Vorstellungsvermögen

©PaulaRabe

Ihr fällt es schwer, sich vorzustellen, dass Menschen so „bösartig“ sein können, sich zum gemeinsamen „Kindesmissbrauch“ zusammenzuschließen. Sie arbeitet seit 30 Jahren im sozialen Bereich und hatte bisher noch nicht mit organisierter sexualisierter oder ritueller Gewalt zu tun, sagt sie.

„Zumindest haben Sie das Thema bisher noch nicht bewusst in Ihrer Arbeit wahrgenommen“, antworte ich.

Dann sprechen wir noch darüber, was für sie daran so schwer ist, „es sich vorzustellen“. Es geht nicht um die „Glaubensfrage“. Sie zweifelt nicht an der Existenz dieser Gewaltstrukturen, sie stellt die Betroffenen nicht in Frage, sagt sie.

Ich verstehe: Es geht ihr um emotionales Begreifen, nicht um die Kognition.

Sich etwas vorstellen zu können, braucht eine innere Offenheit, etwas für möglich zu halten.

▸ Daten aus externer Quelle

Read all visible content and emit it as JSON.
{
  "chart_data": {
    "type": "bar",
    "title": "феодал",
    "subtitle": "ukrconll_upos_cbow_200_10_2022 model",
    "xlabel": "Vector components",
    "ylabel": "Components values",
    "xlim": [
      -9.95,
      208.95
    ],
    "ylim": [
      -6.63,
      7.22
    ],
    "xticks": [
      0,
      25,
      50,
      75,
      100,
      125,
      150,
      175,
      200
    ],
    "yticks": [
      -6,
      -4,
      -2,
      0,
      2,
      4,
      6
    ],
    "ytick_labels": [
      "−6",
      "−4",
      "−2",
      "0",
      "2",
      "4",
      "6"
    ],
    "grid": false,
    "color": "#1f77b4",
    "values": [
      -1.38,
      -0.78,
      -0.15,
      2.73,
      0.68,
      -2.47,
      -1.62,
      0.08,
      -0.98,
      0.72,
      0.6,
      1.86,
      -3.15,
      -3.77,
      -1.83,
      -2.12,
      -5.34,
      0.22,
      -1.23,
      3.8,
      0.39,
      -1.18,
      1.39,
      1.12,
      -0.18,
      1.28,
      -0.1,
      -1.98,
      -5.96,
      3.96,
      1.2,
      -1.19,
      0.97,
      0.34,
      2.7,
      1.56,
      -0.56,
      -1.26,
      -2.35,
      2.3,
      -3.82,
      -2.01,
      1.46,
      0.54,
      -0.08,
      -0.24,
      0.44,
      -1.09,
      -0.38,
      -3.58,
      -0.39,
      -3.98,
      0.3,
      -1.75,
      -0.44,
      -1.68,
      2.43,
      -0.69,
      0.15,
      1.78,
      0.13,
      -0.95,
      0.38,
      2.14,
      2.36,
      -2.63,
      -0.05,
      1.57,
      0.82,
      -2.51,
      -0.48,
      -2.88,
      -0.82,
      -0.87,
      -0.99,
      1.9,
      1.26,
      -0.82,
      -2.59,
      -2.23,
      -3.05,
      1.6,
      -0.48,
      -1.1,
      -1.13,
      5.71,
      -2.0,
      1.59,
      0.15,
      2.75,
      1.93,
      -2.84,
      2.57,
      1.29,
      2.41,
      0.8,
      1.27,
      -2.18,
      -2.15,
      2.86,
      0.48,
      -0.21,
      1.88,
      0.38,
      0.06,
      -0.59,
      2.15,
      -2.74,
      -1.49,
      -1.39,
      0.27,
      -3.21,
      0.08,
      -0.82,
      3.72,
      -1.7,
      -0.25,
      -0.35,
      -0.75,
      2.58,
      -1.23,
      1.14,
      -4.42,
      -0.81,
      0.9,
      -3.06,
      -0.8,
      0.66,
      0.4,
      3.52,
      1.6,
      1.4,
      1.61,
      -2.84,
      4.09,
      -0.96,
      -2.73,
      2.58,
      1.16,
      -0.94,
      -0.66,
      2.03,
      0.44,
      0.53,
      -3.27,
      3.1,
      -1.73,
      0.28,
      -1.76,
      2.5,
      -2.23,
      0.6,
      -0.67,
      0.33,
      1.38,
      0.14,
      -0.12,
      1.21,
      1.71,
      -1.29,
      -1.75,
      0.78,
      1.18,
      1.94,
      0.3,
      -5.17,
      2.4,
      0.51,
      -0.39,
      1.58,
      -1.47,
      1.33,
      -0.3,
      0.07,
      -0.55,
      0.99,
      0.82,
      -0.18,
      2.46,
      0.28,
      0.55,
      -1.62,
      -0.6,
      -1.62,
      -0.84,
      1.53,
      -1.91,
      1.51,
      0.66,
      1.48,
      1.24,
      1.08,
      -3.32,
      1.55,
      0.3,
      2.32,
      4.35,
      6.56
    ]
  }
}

Manches ist thematisch sehr weit weg von der eigenen Biographie, dem eigenen Welt- und Menschenbild – dann fällt es vielleicht schwerer, einen Zugang zu finden.

Wenn es darum geht, z.B. Kinder und Jugendliche vor Gewalt zu schützen oder nach Gewalterfahrungen zu versorgen und zu begleiten, dann gehört es zur Profession, sich Dinge „vorstellen“ zu können.

Verschiedene Lebensrealitäten müssen als Fakten anerkannt werden. Sich diese Fakten anzueignen, bedeutet (äußere) Arbeit, braucht Motivation und Ernsthaftigkeit.

Sich emotional einlassen zu können, sich Mitgefühl und Nähe zu erlauben, eine Beziehung zum Gegenüber aufzubauen- das bringt vor allem innere Arbeit mit sich. Für soziale Berufe ist das unserer Ansicht nach aber ganz basal, denn wenn ich mich auf dieser Ebene in einen Kontakt begebe, nehme ich noch mal anders (intensiver) wahr, was mein Gegenüber eigentlich bewegt, was gebraucht und gewollt wird (und was nicht) und kann bestenfalls besser helfen.

Sich etwas vorstellen zu können geht nur dann, wenn man beweglich ist und bleibt.

Wir wünschen uns von Personen im „Hilfesystem“, dass sie daran denken, wie schwer ihnen manche Vorstellungen selbst fallen, wenn sie von Betroffenen erwarten, dass sie „endlich begreifen“, dass jemand gute Absichten hat; dass etwas/jemand „vertrauenswürdig“ ist, usw.

Es geht immer wieder darum, was man wann wie (nicht) sehen kann, darf, will- und warum.

Sie nimmt neue Perspektiven aus unserem Gespräch mit. Wir auch.